Last night I happened to catch Peter Weir's early film The Plumber--a psychological horror film about an already terrifying topic, bathroom plumbing!--on TCM. I hadn't seen it since sometime in the eighties, and I didn't remember much about it aside from the fact that I'd loved it--but when I saw it, I found I remembered it so clearly, I must've seen it several times. I'd forgotten how funny it is. The film is basically a battle of wills between an academic and the plumber who invades her home--and it gets into very interesting territory around sex and class. Creepy and hilarious.



***

Wow, I wish my back would stop hurting already.
gwynnega: (coffee poisoninjest)
I found out last night that my beloved Coffee Table is closing, because someone has bought the building. Apparently the building may be torn down and replaced with condos. Gah! A few years back some other company had planned to build condos there but reopen the Coffee Table after construction, but that deal fell through.
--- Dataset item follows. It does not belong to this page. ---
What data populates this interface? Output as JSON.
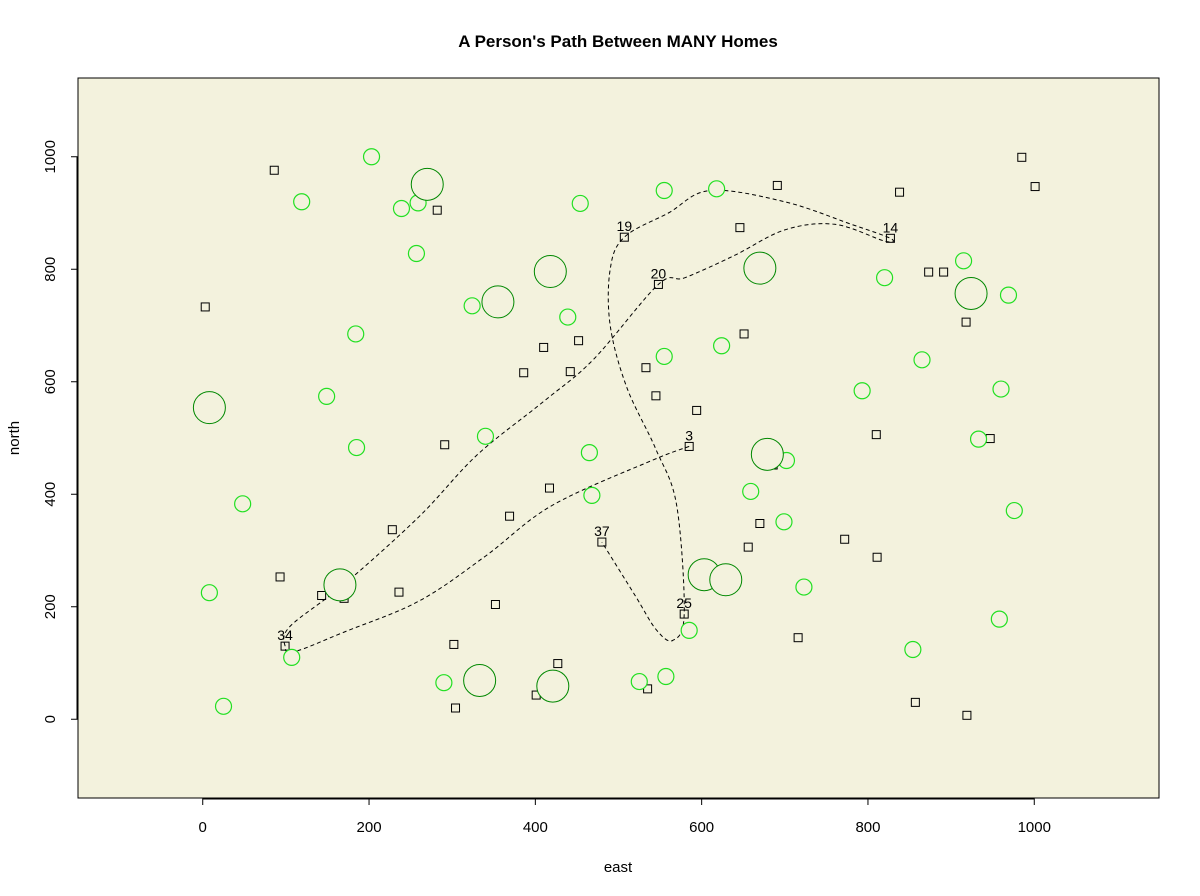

It's a very personal loss to me. The place is a block away from where I live. I've spent countless hours there with friends over the years. I've picked up countless breakfasts and lunches and dinners and coffees for myself. It's my Beloved Neighborhood Place.

I was already planning on having lunch with a friend there this weekend before I heard the news. I suspect I will spend a lot of time there between now and when it shuts down on September 12th.

The other Coffee Table restaurant, in nearby Eagle Rock, will still be open, and I will go there from time to time, but it won't be the same.